Tem ainda a pegadinha da restrição de domínio. Muita gente acredita que restringir o domínio automaticamente torna a função bijetora. Não é assim. Você pode restringir de forma inadequada e ainda ter funções que não são injetoras nem sobrejetoras na nova configuração. A restrição precisa ser pensada estrategicamente. Um detalhe que poucos consideram: em contextos de análise funcional, espaços de Banach e espaços normados, a bijetividade de operadores lineares tem propriedades especiais. O teorema da aplicação aberta garante que um operador linear bijetor entre espaços de Banach tem inversa também linear e contínua. Isso é poderoso, mas só se aplica quando as hipóteses são satisfeitas. Fora desses contextos, bijetividade não garante continuidade da inversa.
Na prática de sala de aula, eu recomendo que vocês construam exemplos e contraexemplos. Peguem funções simples e tentem classificá-las. Testem com gráficos, com tabela de valores, com provas analíticas. A intuição vem com a exposição. Decore as definições, mas entenda o que elas significam geometricamente e algebricamente. O resto viene con a prática. Outra observação importante: a composição de funções preserva injetividade e sobrejetividade sob condições específicas. A composição de duas injetoras é injetora. A composição de duas sobrejetoras é sobrejetora. Mas a composição de uma injetora com uma sobrejetora pode não ser nem uma coisa nem outra. Sempre verifique os domínios e contradomínios antes de presumir propriedades.
Quando tudo isso é relevante
Você provavelmente vai usar esses conceitos em álgebra linear, análise real, topologia e até em ciência da computação. Teoria da computabilidade depende muito de noções de injetividade e bijetividade. A hierarquia de aritmética, funções recursivas, tudo isso tem a ver com mapeamentos entre conjuntos. Em criptografia, funções bijetoras são essenciais. Cifradores funcionam como permutações, que são exatamente funções bijetoras de um conjunto finito nele mesmo. A invertibilidade é garantida pela bijetividade. Sem ela, você não consegue decifrar.
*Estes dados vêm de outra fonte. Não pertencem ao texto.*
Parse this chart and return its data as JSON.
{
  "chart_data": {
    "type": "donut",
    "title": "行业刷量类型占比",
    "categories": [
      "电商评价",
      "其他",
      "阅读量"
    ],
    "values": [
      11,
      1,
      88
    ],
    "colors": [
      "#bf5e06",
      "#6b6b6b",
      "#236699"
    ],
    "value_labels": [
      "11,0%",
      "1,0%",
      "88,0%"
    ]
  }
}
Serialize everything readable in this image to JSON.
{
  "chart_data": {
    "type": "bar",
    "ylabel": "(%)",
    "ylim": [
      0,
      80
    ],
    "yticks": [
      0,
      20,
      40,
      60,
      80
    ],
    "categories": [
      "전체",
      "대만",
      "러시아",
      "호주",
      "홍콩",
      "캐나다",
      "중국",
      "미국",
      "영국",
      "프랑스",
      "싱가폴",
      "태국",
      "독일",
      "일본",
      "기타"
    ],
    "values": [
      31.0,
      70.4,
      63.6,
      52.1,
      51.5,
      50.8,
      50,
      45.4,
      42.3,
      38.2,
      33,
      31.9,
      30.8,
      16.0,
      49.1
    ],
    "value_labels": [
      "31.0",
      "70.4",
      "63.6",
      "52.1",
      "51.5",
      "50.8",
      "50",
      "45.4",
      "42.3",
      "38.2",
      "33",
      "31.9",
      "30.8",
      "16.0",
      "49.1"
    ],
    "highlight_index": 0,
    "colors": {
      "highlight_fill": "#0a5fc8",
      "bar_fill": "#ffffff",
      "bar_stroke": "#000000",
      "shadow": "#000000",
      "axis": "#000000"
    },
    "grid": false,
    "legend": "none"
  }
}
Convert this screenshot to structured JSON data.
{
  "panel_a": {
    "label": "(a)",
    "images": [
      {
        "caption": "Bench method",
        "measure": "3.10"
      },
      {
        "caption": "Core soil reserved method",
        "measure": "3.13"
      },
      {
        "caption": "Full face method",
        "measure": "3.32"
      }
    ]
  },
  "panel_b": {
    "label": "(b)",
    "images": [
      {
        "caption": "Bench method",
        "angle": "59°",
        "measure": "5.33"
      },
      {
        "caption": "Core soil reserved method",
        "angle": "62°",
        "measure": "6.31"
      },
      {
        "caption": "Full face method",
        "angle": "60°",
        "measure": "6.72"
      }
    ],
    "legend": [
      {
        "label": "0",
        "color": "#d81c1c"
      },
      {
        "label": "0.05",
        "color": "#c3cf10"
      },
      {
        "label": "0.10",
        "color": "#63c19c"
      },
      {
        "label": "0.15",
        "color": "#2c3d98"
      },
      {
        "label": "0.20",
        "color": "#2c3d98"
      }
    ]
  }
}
Na economia, teoria da escolha do consumidor lida com funções utilidade e mapas de demanda. Propriedades de injetividade aparecem quando você quer garantir que preferências distintas levem a escolhas distintas. Sobrejetividade entra na análise de viabilidade de alocações. Se você está estudando pra prova ou pra concurso, foque em conseguir demonstrar cada propriedade a partir da definição. Não confie apenas na intuição geométrica. A intuição engana em casos patológicos. A definição não.
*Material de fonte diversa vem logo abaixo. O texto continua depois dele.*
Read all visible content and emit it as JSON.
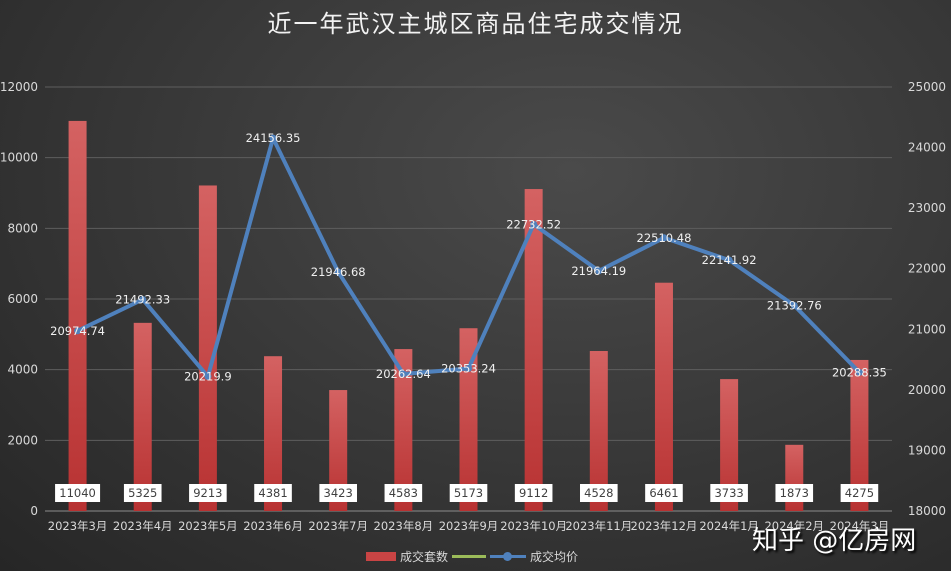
{
  "title": "近一年武汉主城区商品住宅成交情况",
  "legend": {
    "bar_label": "成交套数",
    "line_label": "成交均价"
  },
  "watermark": "知乎 @亿房网",
  "colors": {
    "bar": "#c94444",
    "line": "#4f81bd",
    "legend_extra": "#9bbb59",
    "background": "#3a3a3a"
  },
  "chart_data": {
    "type": "bar+line",
    "title": "近一年武汉主城区商品住宅成交情况",
    "categories": [
      "2023年3月",
      "2023年4月",
      "2023年5月",
      "2023年6月",
      "2023年7月",
      "2023年8月",
      "2023年9月",
      "2023年10月",
      "2023年11月",
      "2023年12月",
      "2024年1月",
      "2024年2月",
      "2024年3月"
    ],
    "series": [
      {
        "name": "成交套数",
        "type": "bar",
        "axis": "left",
        "values": [
          11040,
          5325,
          9213,
          4381,
          3423,
          4583,
          5173,
          9112,
          4528,
          6461,
          3733,
          1873,
          4275
        ]
      },
      {
        "name": "成交均价",
        "type": "line",
        "axis": "right",
        "values": [
          20974.74,
          21492.33,
          20219.9,
          24156.35,
          21946.68,
          20262.64,
          20353.24,
          22732.52,
          21964.19,
          22510.48,
          22141.92,
          21392.76,
          20288.35
        ]
      }
    ],
    "left_axis": {
      "ylim": [
        0,
        12000
      ],
      "ticks": [
        0,
        2000,
        4000,
        6000,
        8000,
        10000,
        12000
      ]
    },
    "right_axis": {
      "ylim": [
        18000,
        25000
      ],
      "ticks": [
        18000,
        19000,
        20000,
        21000,
        22000,
        23000,
        24000,
        25000
      ]
    },
    "grid": true,
    "legend_position": "bottom"
  }
}
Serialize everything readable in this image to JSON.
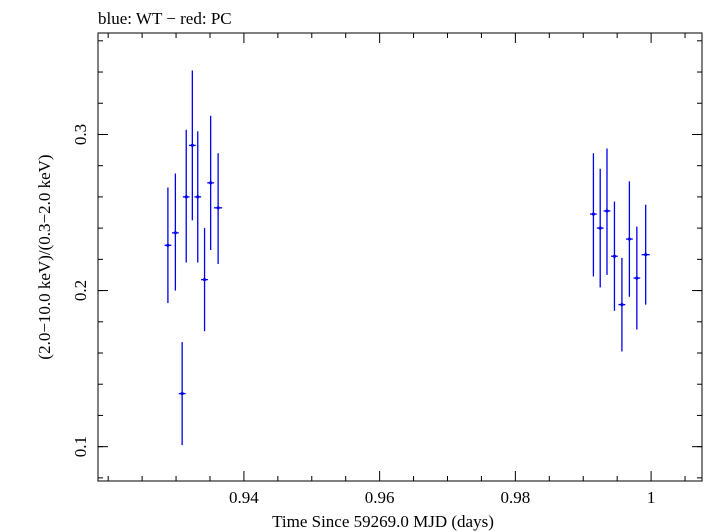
{
  "chart_data": {
    "type": "scatter",
    "title": "blue: WT − red: PC",
    "xlabel": "Time Since 59269.0 MJD (days)",
    "ylabel": "(2.0−10.0 keV)/(0.3−2.0 keV)",
    "xlim": [
      0.9185,
      1.0075
    ],
    "ylim": [
      0.078,
      0.365
    ],
    "x_major_ticks": [
      0.94,
      0.96,
      0.98,
      1.0
    ],
    "x_tick_labels": [
      "0.94",
      "0.96",
      "0.98",
      "1"
    ],
    "y_major_ticks": [
      0.1,
      0.2,
      0.3
    ],
    "y_tick_labels": [
      "0.1",
      "0.2",
      "0.3"
    ],
    "x_minor_step": 0.005,
    "y_minor_step": 0.02,
    "grid": false,
    "legend": "none",
    "series": [
      {
        "color": "#0000ee",
        "points": [
          {
            "x": 0.9288,
            "y": 0.229,
            "ylo": 0.192,
            "yhi": 0.266,
            "xerr": 0.0005
          },
          {
            "x": 0.9299,
            "y": 0.237,
            "ylo": 0.2,
            "yhi": 0.275,
            "xerr": 0.0005
          },
          {
            "x": 0.9309,
            "y": 0.134,
            "ylo": 0.101,
            "yhi": 0.167,
            "xerr": 0.0005
          },
          {
            "x": 0.9315,
            "y": 0.26,
            "ylo": 0.218,
            "yhi": 0.303,
            "xerr": 0.0005
          },
          {
            "x": 0.9324,
            "y": 0.293,
            "ylo": 0.245,
            "yhi": 0.341,
            "xerr": 0.0005
          },
          {
            "x": 0.9332,
            "y": 0.26,
            "ylo": 0.218,
            "yhi": 0.302,
            "xerr": 0.0005
          },
          {
            "x": 0.9342,
            "y": 0.207,
            "ylo": 0.174,
            "yhi": 0.24,
            "xerr": 0.0005
          },
          {
            "x": 0.9351,
            "y": 0.269,
            "ylo": 0.226,
            "yhi": 0.312,
            "xerr": 0.0005
          },
          {
            "x": 0.9362,
            "y": 0.253,
            "ylo": 0.217,
            "yhi": 0.288,
            "xerr": 0.0006
          },
          {
            "x": 0.9915,
            "y": 0.249,
            "ylo": 0.209,
            "yhi": 0.288,
            "xerr": 0.0005
          },
          {
            "x": 0.9925,
            "y": 0.24,
            "ylo": 0.202,
            "yhi": 0.278,
            "xerr": 0.0005
          },
          {
            "x": 0.9935,
            "y": 0.251,
            "ylo": 0.21,
            "yhi": 0.291,
            "xerr": 0.0005
          },
          {
            "x": 0.9946,
            "y": 0.222,
            "ylo": 0.187,
            "yhi": 0.257,
            "xerr": 0.0005
          },
          {
            "x": 0.9957,
            "y": 0.191,
            "ylo": 0.161,
            "yhi": 0.221,
            "xerr": 0.0005
          },
          {
            "x": 0.9968,
            "y": 0.233,
            "ylo": 0.196,
            "yhi": 0.27,
            "xerr": 0.0005
          },
          {
            "x": 0.9979,
            "y": 0.208,
            "ylo": 0.175,
            "yhi": 0.241,
            "xerr": 0.0005
          },
          {
            "x": 0.9992,
            "y": 0.223,
            "ylo": 0.191,
            "yhi": 0.255,
            "xerr": 0.0006
          }
        ]
      }
    ]
  }
}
Eu costumo dar esse exercício pra treinar: peça pro aluno construir uma função de R em R que seja injetora mas não sobrejetora, outra que seja sobrejetora mas não injetora, e uma terceira que seja nem uma nem outra. A resposta mais econômica usa funções polinomiais e trigonométricas simples. A dificuldade está em justificar corretamente cada propriedade. No fim das contas, função injetora sobrejetora é bijetora não é só uma classificação burocrática. É uma forma de entender como os elementos de um conjunto se relacionam com os de outro. Injetividade protege contra perdas de informação. Sobrejetividade garante cobertura completa. Bijetividade faz as duas coisas e ancora a existência de inversas. Isso estrutura boa parte da matemática moderna.